A San Diego-based doctor who single-handedly wrote at least a third of the area’s vaccine exemptions has now been charged with gross and repeated negligence by California’s state medical board. The news was first reported by the nonprofit news organization Voice of San Diego.
In the charging documents, the board accuses Dr. Tara Zandvliet of gross and repeated negligence for granting a permanent vaccine exemption for a 4-year-old girl based on irrelevant family medical information. The board also alleges Zandvliet failed to maintain adequate and accurate medical records and conducted herself in an unethical and inappropriate way that “demonstrates an unfitness to practice medicine.”
As Ars reported earlier this year, an investigation by Voice of San Diego found that Zandvliet had issued 141 of the area’s 486 medical vaccine exemptions since 2015. The second-highest number of medical exemptions by a single doctor in the area was 26. In the charging document, the board noted that Zandvliet admitted to issuing around 1,000 medical exemptions as of June 2019.
Medical vaccine exemptions are the only type of exemption allowed in the state of California.
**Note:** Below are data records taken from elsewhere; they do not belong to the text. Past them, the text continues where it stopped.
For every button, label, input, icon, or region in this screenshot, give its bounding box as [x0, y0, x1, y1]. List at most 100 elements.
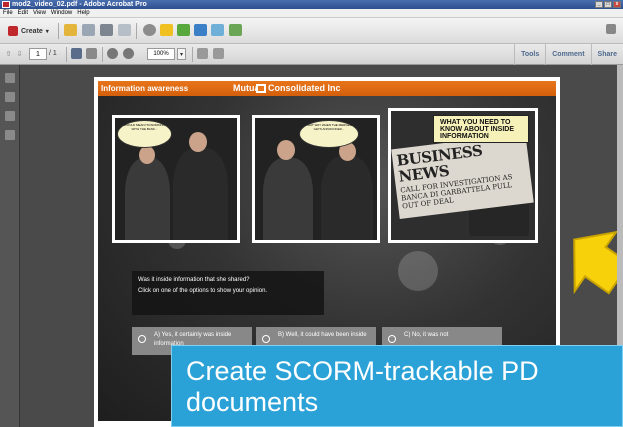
company-logo	[256, 84, 266, 93]
zoom-in-icon	[123, 48, 134, 59]
email-icon	[118, 24, 131, 36]
acrobat-app-icon	[2, 1, 10, 8]
speech-bubble: THAT WAY WHEN THE MERGER GETS ANNOUNCED.…	[299, 120, 359, 148]
person-head	[139, 146, 155, 164]
arrow-down-icon: ⇩	[16, 51, 23, 58]
comic-panel-3: BUSINESS NEWS CALL FOR INVESTIGATION AS …	[388, 108, 538, 243]
toolbar-divider	[136, 23, 137, 39]
radio-icon	[388, 335, 396, 343]
select-tool-button[interactable]	[71, 48, 82, 59]
hand-tool-button[interactable]	[86, 48, 97, 59]
zoom-out-button[interactable]	[107, 48, 118, 59]
window-title: mod2_video_02.pdf - Adobe Acrobat Pro	[12, 1, 147, 8]
banner-headline: Create SCORM-trackable PD	[186, 356, 539, 386]
toolbar-divider	[66, 47, 67, 62]
person-figure	[321, 156, 373, 240]
zoom-in-button[interactable]	[123, 48, 134, 59]
tab-share[interactable]: Share	[590, 44, 623, 65]
attach-icon	[211, 24, 224, 36]
acrobat-window: mod2_video_02.pdf - Adobe Acrobat Pro _ …	[0, 0, 623, 427]
radio-icon	[138, 335, 146, 343]
right-pane-tabs: Tools Comment Share	[514, 44, 623, 65]
export-icon	[229, 24, 242, 36]
email-button[interactable]	[118, 24, 131, 36]
comic-panel-2: THAT WAY WHEN THE MERGER GETS ANNOUNCED.…	[252, 115, 380, 243]
maximize-button[interactable]: □	[604, 1, 612, 8]
fit-page-icon	[213, 48, 224, 59]
option-c-label: C) No, it was not	[404, 332, 449, 338]
export-button[interactable]	[229, 24, 242, 36]
share-icon	[194, 24, 207, 36]
banner-headline-continued: documents	[186, 387, 319, 417]
hand-icon	[86, 48, 97, 59]
radio-icon	[262, 335, 270, 343]
fit-width-icon	[197, 48, 208, 59]
question-box: Was it inside information that she share…	[132, 271, 324, 315]
menu-edit[interactable]: Edit	[18, 9, 28, 17]
page-number-input[interactable]: 1	[29, 48, 47, 60]
menu-view[interactable]: View	[33, 9, 46, 17]
title-bar: mod2_video_02.pdf - Adobe Acrobat Pro _ …	[0, 0, 623, 9]
chevron-down-icon: ▾	[179, 51, 183, 58]
expand-icon	[606, 24, 616, 34]
slide-header-title: Information awareness	[101, 84, 189, 93]
folder-icon	[64, 24, 77, 36]
toolbar-divider	[192, 47, 193, 62]
highlight-button[interactable]	[177, 24, 190, 36]
cursor-icon	[71, 48, 82, 59]
person-figure	[173, 148, 228, 240]
save-icon	[82, 24, 95, 36]
zoom-level-select[interactable]: 100%	[147, 48, 175, 60]
fit-width-button[interactable]	[197, 48, 208, 59]
menu-bar: File Edit View Window Help	[0, 9, 623, 18]
next-page-button[interactable]: ⇩	[15, 48, 24, 60]
menu-window[interactable]: Window	[51, 9, 72, 17]
background-light	[398, 251, 438, 291]
chevron-down-icon: ▾	[45, 28, 49, 35]
tab-tools[interactable]: Tools	[514, 44, 545, 65]
signatures-icon[interactable]	[5, 130, 15, 140]
feature-banner: Create SCORM-trackable PD documents	[171, 345, 623, 427]
share-file-button[interactable]	[194, 24, 207, 36]
menu-help[interactable]: Help	[77, 9, 89, 17]
create-pdf-icon	[8, 26, 18, 36]
speech-bubble: WOULD MEAN I'M WORKING WITH THE BANK...	[117, 120, 172, 148]
main-toolbar: Create ▾	[0, 18, 623, 44]
attachments-icon[interactable]	[5, 111, 15, 121]
window-controls: _ □ x	[595, 1, 621, 8]
bookmarks-icon[interactable]	[5, 92, 15, 102]
fit-page-button[interactable]	[213, 48, 224, 59]
person-head	[189, 132, 207, 152]
create-button[interactable]: Create ▾	[4, 24, 53, 38]
expand-button[interactable]	[606, 24, 616, 34]
person-figure	[263, 158, 313, 240]
slide-header: Information awareness Mutual Consolidate…	[98, 81, 556, 96]
page-thumbnails-icon[interactable]	[5, 73, 15, 83]
zoom-dropdown-button[interactable]: ▾	[177, 48, 186, 60]
navigation-toolbar: ⇧ ⇩ 1 / 1 100% ▾ Tools Comment Share	[0, 44, 623, 65]
comment-icon	[160, 24, 173, 36]
settings-button[interactable]	[143, 24, 156, 36]
page-total: / 1	[49, 50, 57, 57]
company-suffix: Consolidated Inc	[268, 83, 341, 93]
menu-file[interactable]: File	[3, 9, 13, 17]
create-label: Create	[21, 27, 43, 35]
print-button[interactable]	[100, 24, 113, 36]
prev-page-button[interactable]: ⇧	[4, 48, 13, 60]
comic-panel-1: WOULD MEAN I'M WORKING WITH THE BANK...	[112, 115, 240, 243]
save-button[interactable]	[82, 24, 95, 36]
toolbar-divider	[102, 47, 103, 62]
close-button[interactable]: x	[613, 1, 621, 8]
highlight-icon	[177, 24, 190, 36]
arrow-up-icon: ⇧	[5, 51, 12, 58]
open-button[interactable]	[64, 24, 77, 36]
minimize-button[interactable]: _	[595, 1, 603, 8]
navigation-pane	[0, 65, 20, 427]
comment-button[interactable]	[160, 24, 173, 36]
gear-icon	[143, 24, 156, 36]
tab-comment[interactable]: Comment	[545, 44, 590, 65]
vertical-scrollbar[interactable]	[617, 65, 623, 365]
topic-callout: WHAT YOU NEED TO KNOW ABOUT INSIDE INFOR…	[433, 115, 529, 143]
attach-button[interactable]	[211, 24, 224, 36]
toolbar-divider	[58, 23, 59, 39]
State lawmakers banned exemptions based on personal and religious beliefs in the wake of a massive measles outbreak in 2015. Since then, the state has seen an explosion in medical exemptions, with the numbers more than tripling. Lawmakers and health experts have blamed unscrupulous doctors for catering to anti-vaccine or vaccine-hesitant parents with bogus exemptions, often charging hefty fees.
Dr. Zandvliet charged $180 for evaluations for vaccine exemptions, and her practice did not accept insurance.
Conditions
Last month, California’s lawmakers passed new laws to crack down on such suspect medical vaccine exemptions. The laws grant the state oversight of the exemptions and require doctors to use only federally accepted criteria in determining which children are eligible. Medical conditions that warrant a vaccine exemption include previous history of a serious allergic reaction to a vaccine or having a compromised immune system, such as cancer patients on chemotherapy.
In the charging documents, the board alleges that Zandvliet was not using medically accepted criteria for issuing exemptions. Instead, she claimed without evidence that patients with family histories of common conditions such as asthma, psoriasis, and eczema should be exempt because they might be more likely to have adverse reactions to vaccines.
In the case of the 4-year-old girl mentioned in the charging document, the board outlined how Zandvliet granted a permanent exemption because—according to the girl’s father—four of the girl’s relatives had histories of asthma and psoriasis. Those relatives included her great-grandmother and her father’s half-brother.
Zandvliet issued the exemption without conducting a physical exam on the girl or finding any evidence that she had an autoimmune disorder. Zandvliet also did not document whether the child had been vaccinated previously. The girl had, in fact, received vaccines before—and had no adverse reactions.
The board will determine Zandvliet’s fate. It could strip her of her license, suspend her, or put her on probation.
The board has only sanctioned one doctor over similar charges, so far—that is, the infamous Dr. Robert Sears, who came to prominence as a vaccine skeptic and anti-vaccine sympathizer. He is currently on probation for negligence.